Thursday, July 23, 2020

On to Basic Graphs

In the previous posts, I've focused on the typical commands you use to report and analyze numeric and tabular data. For the next dozen or so posts I'm going to review graphing functions.

Because now we are getting to the meat of the deal. Visualizations. I've been on a mission to understand how to interpret graphs for many years -- it's why I stepped up to study stats in 2018. The reasons why people need to understand what graphs tell us are broadcast by anyone who knows anything about statistics. To our detriment, until we look into it more deeply we simply nod and ignore. 

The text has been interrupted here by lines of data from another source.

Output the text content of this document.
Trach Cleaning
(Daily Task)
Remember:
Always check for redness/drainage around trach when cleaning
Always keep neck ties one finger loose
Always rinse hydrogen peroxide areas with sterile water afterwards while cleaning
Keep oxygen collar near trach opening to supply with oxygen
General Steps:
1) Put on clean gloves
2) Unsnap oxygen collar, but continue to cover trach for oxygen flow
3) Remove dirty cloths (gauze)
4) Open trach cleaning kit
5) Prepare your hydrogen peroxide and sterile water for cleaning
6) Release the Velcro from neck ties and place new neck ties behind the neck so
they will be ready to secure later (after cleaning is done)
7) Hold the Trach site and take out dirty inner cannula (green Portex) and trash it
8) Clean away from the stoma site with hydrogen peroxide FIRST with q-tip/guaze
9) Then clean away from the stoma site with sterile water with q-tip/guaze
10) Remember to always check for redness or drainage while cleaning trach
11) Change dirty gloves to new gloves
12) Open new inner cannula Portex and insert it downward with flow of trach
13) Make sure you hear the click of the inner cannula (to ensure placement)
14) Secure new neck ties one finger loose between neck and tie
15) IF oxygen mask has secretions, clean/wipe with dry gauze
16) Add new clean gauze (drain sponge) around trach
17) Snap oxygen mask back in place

I imagine that most of what people can be made to understand can be done using one or more of the graphs in this section.

Wednesday, July 22, 2020

colPercents

With colPercents you can get row, column, and total percents for a contingency table (the marginal values I write about in the table topic).

The colPercents command is part of the RcmdrMisc package that I installed as part of STAT 3743. From the R community, it looks like you can get the same value using prop.table and cbind, though that's a multi-step process.

Just two parameters, the table of frequency counts, and optional digits for % display.

R Example


This example uses the carData package Mroz data, which contains labor force participation for married women. This example shows labor force participation (lfp) against whether the wife attended college (wfc).

> colPercents(xtabs(~ lfp + wc, data=Mroz))
wc
lfp       no   yes
  no     47.5  32.1
  yes    52.5  67.9
  Total 100.0 100.0
  Count 541.0 212.0



This table reports that 47.5% of married women who did not attend college do not work.